Disappointing Day

I feel a little disappointed today. Not so much because it is my daughter's court hearing but more because she continues to be defiant. After returning from Texas Challenge Academy, she made several phone calls to several of her male friends. She claimed because she spent her birthday in juvenile that it was her right to have a birthday party. I was intensely annoyed at her, to say the least. I then had her called back all her friends and cancel the party. Her canceling the party was the result, but we had a yelling match before she agreed to do it. According to her, my husband gave her permission to have a party. I did not think she should be rewarded especially after all the behavioral issues. I also clearly explained to her that she needs to ask permission before using the telephone.

Last night after my husband went to take our oldest child back to her college campus, she took his telephone and called a male friend. At about 12 midnight, her younger sister entered our bedroom to say she was still on the telephone. Again when I went to discuss the situation with her, she felt well within her rights to violate our trust and do as she was pleased.

At 1pm, we went to court for her hearing concerning using my car without my permission. In exchange for her pleading guilty, the DA deferred her punishment. So essentially she will have a juvenile record. If she stays out of trouble for the next two years, then her record will be sealed. If she gets into any sort of trouble, she will then be reprimanded to the county jail. In the mean time, this limits her choices when it comes to attending college. She would have to submit in writing and explain her record and give a reason why the university should accept her. Therefore, her current behavior would affect her, altering life, especially if she seeks higher education. For now learning is not her focus but it is more to develop and have a relationship with members of the opposite sex.

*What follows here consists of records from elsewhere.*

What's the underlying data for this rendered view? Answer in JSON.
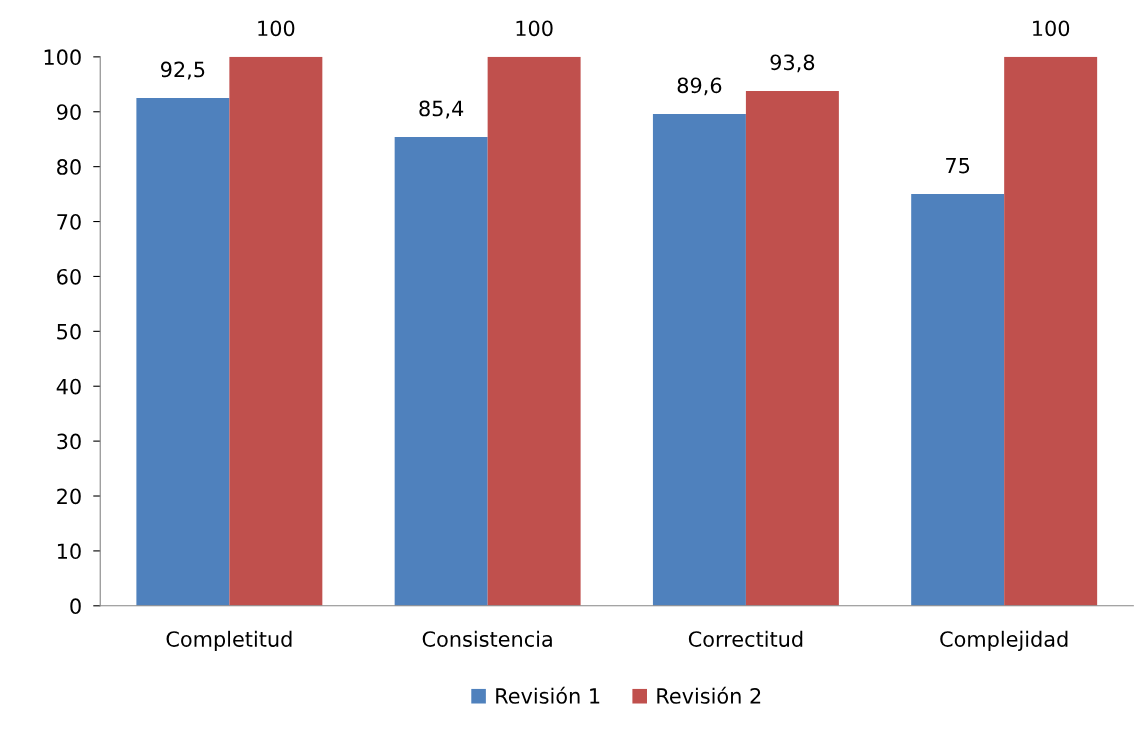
{
  "chart_data": {
    "type": "bar",
    "categories": [
      "Completitud",
      "Consistencia",
      "Correctitud",
      "Complejidad"
    ],
    "series": [
      {
        "name": "Revisión 1",
        "color": "#4f81bd",
        "values": [
          92.5,
          85.4,
          89.6,
          75
        ],
        "value_labels": [
          "92,5",
          "85,4",
          "89,6",
          "75"
        ]
      },
      {
        "name": "Revisión 2",
        "color": "#c0504d",
        "values": [
          100,
          100,
          93.8,
          100
        ],
        "value_labels": [
          "100",
          "100",
          "93,8",
          "100"
        ]
      }
    ],
    "ylim": [
      0,
      100
    ],
    "yticks": [
      0,
      10,
      20,
      30,
      40,
      50,
      60,
      70,
      80,
      90,
      100
    ],
    "grid": false,
    "legend": "bottom"
  }
}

I know because my priority at that age was getting through school that I struggle with understanding this. I know that to the detriment of my developing friendships I focused a lot on what I wanted out of life. I also see my older teen girls seem to be skillfully mastering both. Perhaps it is because we are both at the extreme opposite end of this that it has impacted me so much. I had to work to put myself through school, and all this child had to do was apply her self and it would have been given to her. I know that we are not all the same and that people differ, and we do in every way, even the fact that I had so little in comparison to what she has. I am saddened to have to watch her throw it all away. The reason I adopted children were not that I was unable to have children but because I wanted to give an otherwise disadvantage child what I was not given. In this instance, I failed because, despite all my efforts, I was not able to accomplish this with this child.